The name Bramley-Moore has been to the fore in recent years as Everton F.C. look to build their new stadium on the dock which bears that name. But what of the man, James Bramley-Moore, after whom the dock was named ? Firstly you will look in vain for any baptismal records of that name, as when he was born in Yorkshire in 1800 he was plain John Moore. His grandfather is said to have sailed around the world with Captain Cook. He went to Brazil as a young man and it was while there that he adopted the ‘Bramley’ part of his surname, possibly because he thought it would enhance his prestige in the world. Another step that, intended or not, placed him close to people of influence when he married the exotically named Seraphine Hibernia Pennell, the daughter of the British Consul-General for Brazil.
He returned to Britain in 1835, settling in Liverpool as a merchant with a home in affluent Aigburth. By 1841 he had become an alderman and in 1846, in his position as Chairman of the Dock Committee he made his most important contribution to the city’s commercial health. This was to negotiate with Lord Derby for the city to obtain two and a half miles of shoreline to the north of the city to allow the building of six new docks. One of these was named the Bramley-Moore Dock and opened on the 4th August 1848. In the same year he was elected Lord Mayor of Liverpool.
A supporter of the Conservative Party he made several unsuccessful attempts to enter parliament, before winning the seat of Malden in 1854. He lost this seat in 1859 but served another term from 1862 to 1865 as the member for Lincoln. His political colours are suggested by this contemporary account of an event during his period as Chairman of the Dock Committee
“ Another incident (in July 1848) was the Chartist movement. He discharged about six hundred dock labourers who had refused to be sworn in as special constables; sleeping for two nights in an Albert Dock warehouse, on the Monday morning himself stood at the gate to refuse work to the recusants, and to protect the others from molestation” [Orchard: see sources below]
Another contemporary source described him as “(having) a handsome person, a good-humoured look, a careless swagger, and an air which denotes a love of mischief. Sometimes he is pompously solemn, but generally he is merry in the Council chamber, and if not a wit himself he has often been the cause of with in others.” [Shimmin: see sources below]

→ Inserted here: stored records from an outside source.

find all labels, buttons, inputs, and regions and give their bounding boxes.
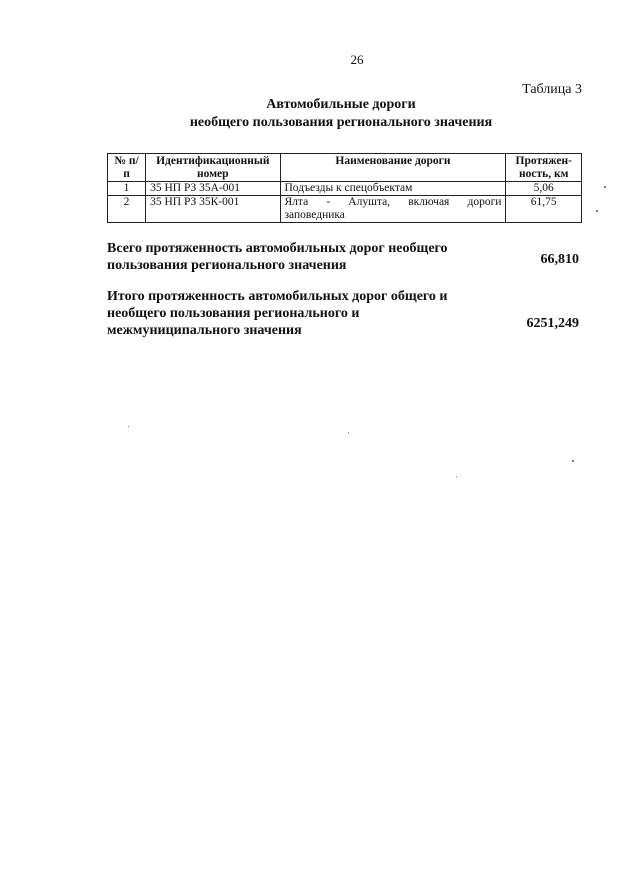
row-num: 1 <box>108 182 146 196</box>
table-label: Таблица 3 <box>522 82 582 97</box>
page-number: 26 <box>350 52 364 67</box>
total-overall <box>107 288 579 339</box>
row-name-line-1: Подъезды к спецобъектам <box>284 182 413 194</box>
table-row <box>108 182 582 196</box>
scan-speck <box>128 426 129 427</box>
total-overall-label: Итого протяженность автомобильных дорог общего и необщего пользования регионального и межмуниципального значения <box>107 289 448 338</box>
scan-speck <box>604 186 606 188</box>
table-header-row <box>108 154 582 182</box>
total-nonpublic <box>107 240 579 274</box>
total-nonpublic-label: Всего протяженность автомобильных дорог необщего пользования регионального значения <box>107 241 448 273</box>
header-num: № п/п <box>108 154 146 182</box>
table-row <box>108 196 582 223</box>
scan-speck <box>572 460 574 462</box>
title-line-1: Автомобильные дороги <box>266 97 416 112</box>
row-id: 35 НП РЗ 35К-001 <box>146 196 280 223</box>
row-length: 61,75 <box>506 196 582 223</box>
row-length: 5,06 <box>506 182 582 196</box>
header-length: Протяжен-ность, км <box>506 154 582 182</box>
row-name-line-2: заповедника <box>284 209 345 221</box>
row-name <box>280 196 506 223</box>
page-title <box>0 96 640 132</box>
row-num: 2 <box>108 196 146 223</box>
row-id: 35 НП РЗ 35А-001 <box>146 182 280 196</box>
scan-speck <box>348 432 349 433</box>
roads-table <box>107 153 582 223</box>
total-overall-value: 6251,249 <box>526 316 579 331</box>
row-name <box>280 182 506 196</box>
title-line-2: необщего пользования регионального значения <box>189 115 493 130</box>
header-name: Наименование дороги <box>280 154 506 182</box>
scan-speck <box>456 476 457 477</box>
total-nonpublic-value: 66,810 <box>540 252 579 267</box>
header-id: Идентификационный номер <box>146 154 280 182</box>
scan-speck <box>596 210 598 212</box>
row-name-line-1: Ялта - Алушта, включая дороги <box>284 196 502 208</box>
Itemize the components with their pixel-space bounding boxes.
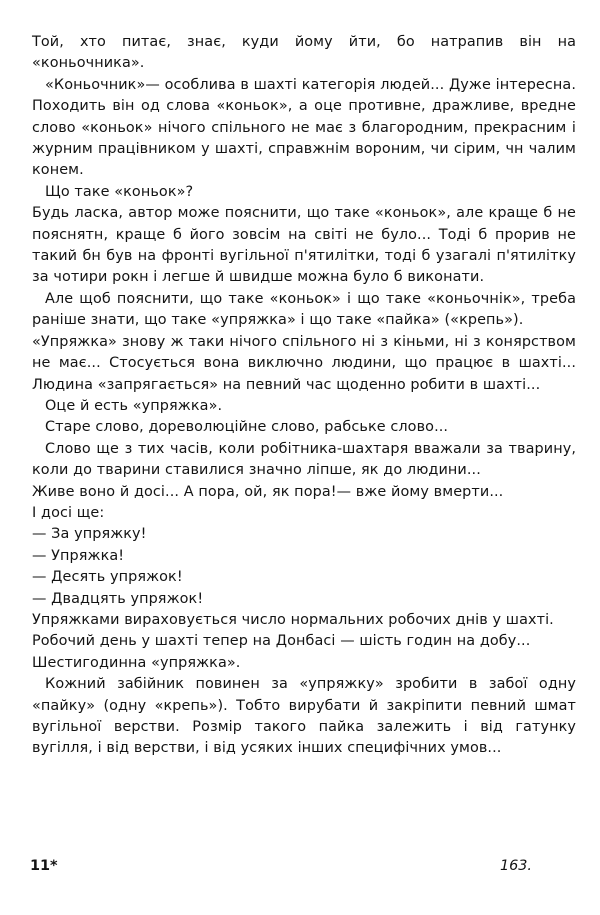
page-text — [32, 32, 576, 760]
paragraph-2: «Коньочник»— особлива в шахті категорія людей... Дуже інтересна. Походить він од слова «коньок», а оце противне, дражливе, вредне слово «коньок» нічого спільного не має з благородним, прекрасним і журним працівником у шахті, справжнім вороним, чи сірим, чн чалим конем. — [32, 76, 576, 179]
paragraph-17: Робочий день у шахті тепер на Донбасі — шість годин на добу... — [32, 633, 531, 650]
paragraph-4: Будь ласка, автор може пояснити, що таке «коньок», але краще б не пояснятн, краще б його зовсім на світі не було... Тоді б прорив не такий бн був на фронті вугільної п'ятилітки, тоді б узагалі п'ятилітку за чотири рокн і легше й швидше можна було б виконати. — [32, 205, 576, 286]
paragraph-16: Упряжками вираховується число нормальних робочих днів у шахті. — [32, 611, 554, 628]
paragraph-18: Шестигодинна «упряжка». — [32, 654, 241, 671]
page-footer — [30, 857, 532, 875]
signature-mark: 11* — [30, 858, 58, 874]
paragraph-10: Живе воно й досі... А пора, ой, як пора!— вже йому вмерти... — [32, 483, 504, 500]
paragraph-3: Що таке «коньок»? — [45, 183, 194, 200]
paragraph-6: «Упряжка» знову ж таки нічого спільного ні з кіньми, ні з конярством не має... Стосується вона виключно людини, що працює в шахті... Людина «запрягається» на певний час щоденно робити в шахті... — [32, 333, 576, 393]
paragraph-1: Той, хто питає, знає, куди йому йти, бо натрапив він на «коньочника». — [32, 34, 576, 72]
paragraph-19: Кожний забійник повинен за «упряжку» зробити в забої одну «пайку» (одну «крепь»). Тобто вирубати й закріпити певний шмат вугільної верстви. Розмір такого пайка залежить і від гатунку вугілля, і від верстви, і від усяких інших специфічних умов... — [32, 676, 576, 757]
paragraph-15: — Двадцять упряжок! — [32, 590, 204, 607]
paragraph-5: Але щоб пояснити, що таке «коньок» і що таке «коньочнік», треба раніше знати, що таке «упряжка» і що таке «пайка» («крепь»). — [32, 290, 576, 329]
paragraph-13: — Упряжка! — [32, 547, 125, 564]
page-number: 163. — [499, 858, 532, 874]
paragraph-11: І досі ще: — [32, 504, 105, 521]
paragraph-9: Слово ще з тих часів, коли робітника-шахтаря вважали за тварину, коли до тварини ставилися значно ліпше, як до людини... — [32, 440, 576, 479]
paragraph-12: — За упряжку! — [32, 526, 147, 543]
paragraph-14: — Десять упряжок! — [32, 569, 183, 586]
paragraph-7: Оце й есть «упряжка». — [45, 397, 223, 414]
paragraph-8: Старе слово, дореволюційне слово, рабське слово... — [45, 419, 449, 436]
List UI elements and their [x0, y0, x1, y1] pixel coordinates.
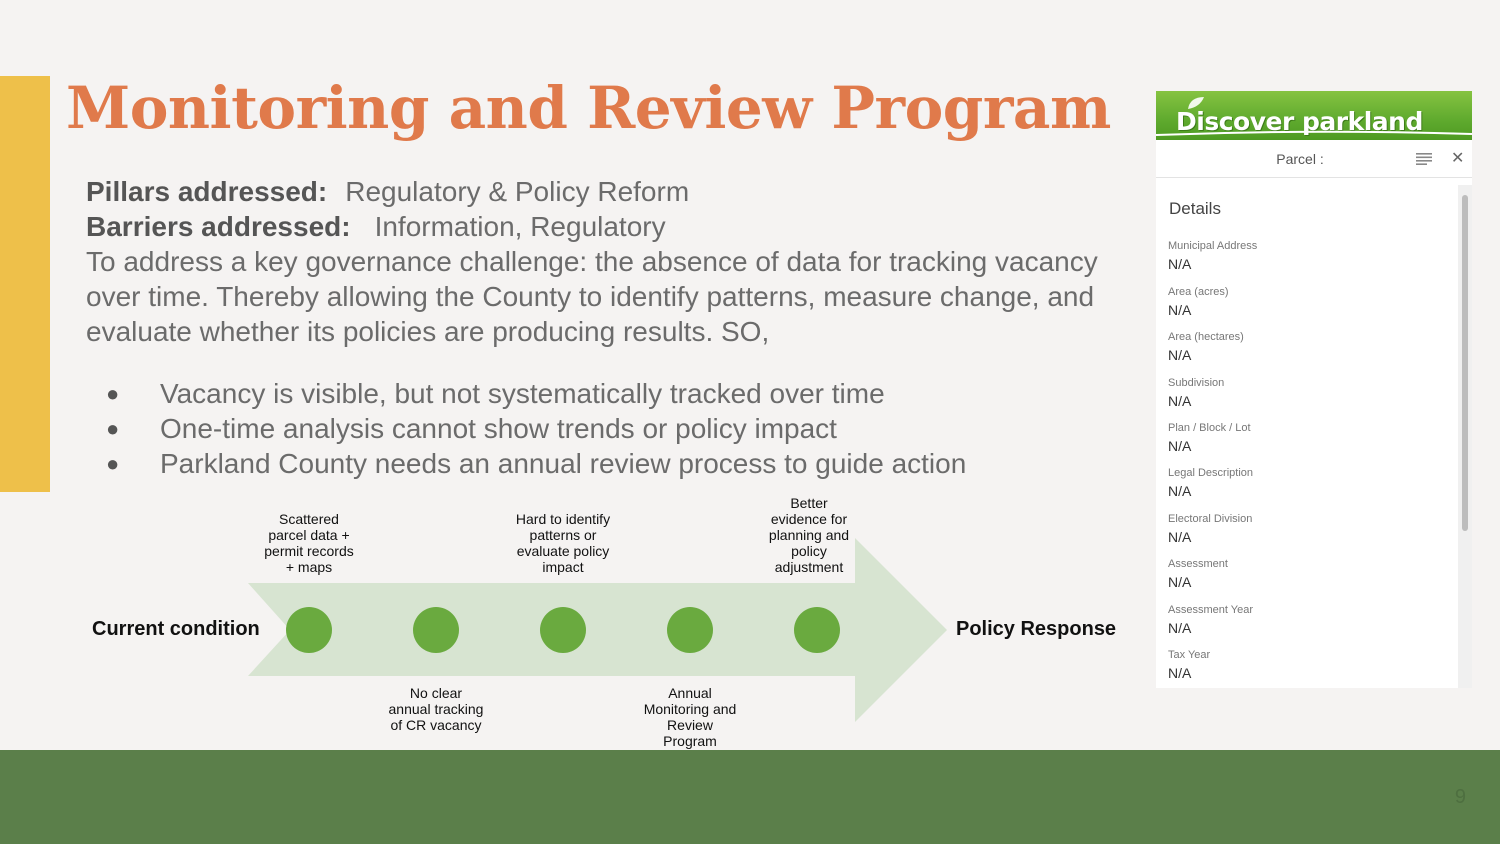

After his retirement he lived at his home in Gerrard’s Cross, dying in Brighton on 19th November 1886, aged 86 years. He was buried in the churchyard of St Michael in the Hamlet, Aigburth.
In some early documents Bramley-Moore was shown as living in Aigburth at ‘Carioca Lodge’ but I have been unable to unearth any information to enable this to be located. From the late 1860’s the address is shown as ‘Aigburth Ash, Ashfield Road’ and I am fairly sure that this is number 1 Ashfield Road, the old mansion being a large part of what is now the Ash Surgery medical practice.
A portrait of Bramley-Moore round about the time he was Lord Mayor of Liverpool.
Bramley-Moore's house now incorporated into a surgery in ashfield Road.
The most interesting accounts are to be found in two contemporary works. Liverpool's Legion of Honour [B Guinness Orchard 1893] and Pen and Ink Sketches of Liverpool Town Councillors [Hugh Shimmin 1866]. Unfortunately these are not too easy (or cheap) to come by. The Oxford Dicionary of National Biography is fairly thorough and the Wikipedia entry gives the basics.